Kesepakatan lain dalam rapar koordinasti adalah aktivasi pos komando penanganan karhutla dan rencana kontingensi menjadi rencana operasi. 

Kemudian menggelar apel siaga karhutla yang direncanakan dilakukan, Kamis (07/08/2025), serta rencana pembasahan/perendaman ring 1 di Landasan Ulin untuk melindungi Bandara Syamsudin Noor dari dampak karhutla.

Adapun Badan Meteorologi, Klimatologi, dan Geofisika (BMKG) telah mengeluarkan peringatan dini puncak kemarau di Kalsel yang diprakirakan terjadi Agustus hingga Oktober 2025.

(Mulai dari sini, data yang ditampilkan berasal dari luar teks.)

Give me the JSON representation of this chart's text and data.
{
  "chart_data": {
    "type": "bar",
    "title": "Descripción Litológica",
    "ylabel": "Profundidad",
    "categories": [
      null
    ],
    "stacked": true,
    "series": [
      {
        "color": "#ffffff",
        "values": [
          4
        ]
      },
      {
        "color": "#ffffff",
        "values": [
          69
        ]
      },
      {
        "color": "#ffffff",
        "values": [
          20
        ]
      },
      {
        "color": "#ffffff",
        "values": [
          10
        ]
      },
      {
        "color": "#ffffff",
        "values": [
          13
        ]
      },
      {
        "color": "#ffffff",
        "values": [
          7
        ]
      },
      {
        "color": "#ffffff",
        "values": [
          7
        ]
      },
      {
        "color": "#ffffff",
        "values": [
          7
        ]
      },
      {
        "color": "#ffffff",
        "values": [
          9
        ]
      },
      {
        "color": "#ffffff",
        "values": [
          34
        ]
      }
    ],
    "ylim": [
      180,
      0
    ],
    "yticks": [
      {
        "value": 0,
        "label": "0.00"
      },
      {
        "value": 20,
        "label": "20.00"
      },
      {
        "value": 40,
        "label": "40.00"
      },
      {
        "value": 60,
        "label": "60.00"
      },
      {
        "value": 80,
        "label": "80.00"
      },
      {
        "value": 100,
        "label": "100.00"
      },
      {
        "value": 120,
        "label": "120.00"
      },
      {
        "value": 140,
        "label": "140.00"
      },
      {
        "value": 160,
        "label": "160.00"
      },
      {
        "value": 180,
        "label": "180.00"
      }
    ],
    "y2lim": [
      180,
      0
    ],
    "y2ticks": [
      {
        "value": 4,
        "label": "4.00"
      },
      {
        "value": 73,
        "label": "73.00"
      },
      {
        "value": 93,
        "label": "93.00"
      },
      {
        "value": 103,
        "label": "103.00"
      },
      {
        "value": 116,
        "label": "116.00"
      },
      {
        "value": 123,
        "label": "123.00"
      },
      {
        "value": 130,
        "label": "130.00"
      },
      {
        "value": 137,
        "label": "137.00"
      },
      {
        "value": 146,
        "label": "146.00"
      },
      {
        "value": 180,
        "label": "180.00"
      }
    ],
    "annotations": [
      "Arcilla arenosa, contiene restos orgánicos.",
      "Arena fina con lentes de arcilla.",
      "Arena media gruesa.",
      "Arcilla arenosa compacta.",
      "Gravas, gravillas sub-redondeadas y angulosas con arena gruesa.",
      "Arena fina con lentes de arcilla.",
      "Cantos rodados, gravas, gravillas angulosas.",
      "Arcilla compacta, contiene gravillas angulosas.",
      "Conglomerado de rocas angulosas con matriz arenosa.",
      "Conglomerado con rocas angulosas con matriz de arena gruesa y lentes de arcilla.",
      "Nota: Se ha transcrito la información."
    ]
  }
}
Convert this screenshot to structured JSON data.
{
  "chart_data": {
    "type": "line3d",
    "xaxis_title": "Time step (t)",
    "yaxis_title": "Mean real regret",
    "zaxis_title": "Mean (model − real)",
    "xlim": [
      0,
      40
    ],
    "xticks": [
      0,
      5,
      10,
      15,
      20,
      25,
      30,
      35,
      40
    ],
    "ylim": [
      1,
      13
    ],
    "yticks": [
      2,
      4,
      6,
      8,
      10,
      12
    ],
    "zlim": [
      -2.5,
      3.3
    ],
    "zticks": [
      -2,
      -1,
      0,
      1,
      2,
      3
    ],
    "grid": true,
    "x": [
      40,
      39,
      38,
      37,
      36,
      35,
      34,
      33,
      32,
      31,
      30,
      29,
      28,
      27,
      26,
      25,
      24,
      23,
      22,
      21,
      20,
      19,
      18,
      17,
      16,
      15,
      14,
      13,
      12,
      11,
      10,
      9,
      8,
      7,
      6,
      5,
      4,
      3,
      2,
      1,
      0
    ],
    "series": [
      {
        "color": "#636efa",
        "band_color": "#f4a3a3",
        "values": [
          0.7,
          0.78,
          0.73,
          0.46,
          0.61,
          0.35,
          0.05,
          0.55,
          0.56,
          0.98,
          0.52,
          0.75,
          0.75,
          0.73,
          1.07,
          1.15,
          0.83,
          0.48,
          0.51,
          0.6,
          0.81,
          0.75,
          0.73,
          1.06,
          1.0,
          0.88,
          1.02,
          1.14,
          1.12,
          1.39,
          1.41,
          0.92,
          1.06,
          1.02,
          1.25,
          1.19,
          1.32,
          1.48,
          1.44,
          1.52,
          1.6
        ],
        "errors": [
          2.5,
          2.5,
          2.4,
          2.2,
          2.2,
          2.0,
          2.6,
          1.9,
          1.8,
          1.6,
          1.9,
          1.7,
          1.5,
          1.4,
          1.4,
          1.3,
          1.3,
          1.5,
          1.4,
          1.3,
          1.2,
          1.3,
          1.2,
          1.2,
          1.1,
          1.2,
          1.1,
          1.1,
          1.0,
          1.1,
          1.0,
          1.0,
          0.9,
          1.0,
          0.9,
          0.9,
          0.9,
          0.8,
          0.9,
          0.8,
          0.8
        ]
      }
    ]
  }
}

“Peringatan ditujukan kepada Tabalong, Balangan, Hulu Sungai Utara, Hulu Sungai Tengah, Hulu Sungai Selatan, Tapin, Banjar, Barito Kuala, Tanah Laut, Banjarbaru, dan Banjarmasin,” papar Klaus Johannes Apoh Damanik, Kepala Stasiun Klimatologi Kalsel.

Wilayah yang mengalami puncak musim kemarau mulai Agustus, adalah Tabalong, Balangan, Hulu Sungai Tengah, Hulu Sungai Utara, Hulu Sungai Selatan, Tapin, Banjar, Banjarbaru, Banjarmasin, Barito Kuala, serta sebagian besar di Tanah Laut, Tanah Bumbu, dan Kotabaru bagian darat.

Kemudian mulai September 2025, puncak kemarau terjadi di Kotabaru, Pulau Sebuku bagian Pulau Laut. Selanjutnya puncak kemarau di Kotabaru bagian Pulau Laut, Tanah Bumbu bagian selatan, Tanah Laut bagian timur, dan Kotabaru bagian timur di darat dimulai Oktober 2025.

Sementara curah hujan di Kalsel hingga akhir Juli sudah mengalami penurunan dengan kategori menengah. Bahkan di Kalsel bagian barat sudah mengalami kemarau lebih awal.

BMKG juga telah mendeteksi empat titik di Hulu Sungai Tengah dan Hulu Sungai Selatan tidak terjadi hujan selama 21 hingga 30 hari berturut-turut. 

"Kemudian beberapa wilayah lain berturut-turut selama 6 hingga 10 hari dan 11 hingga 20 hari tidak lagi turun hujan," tutup Klaus Johannes.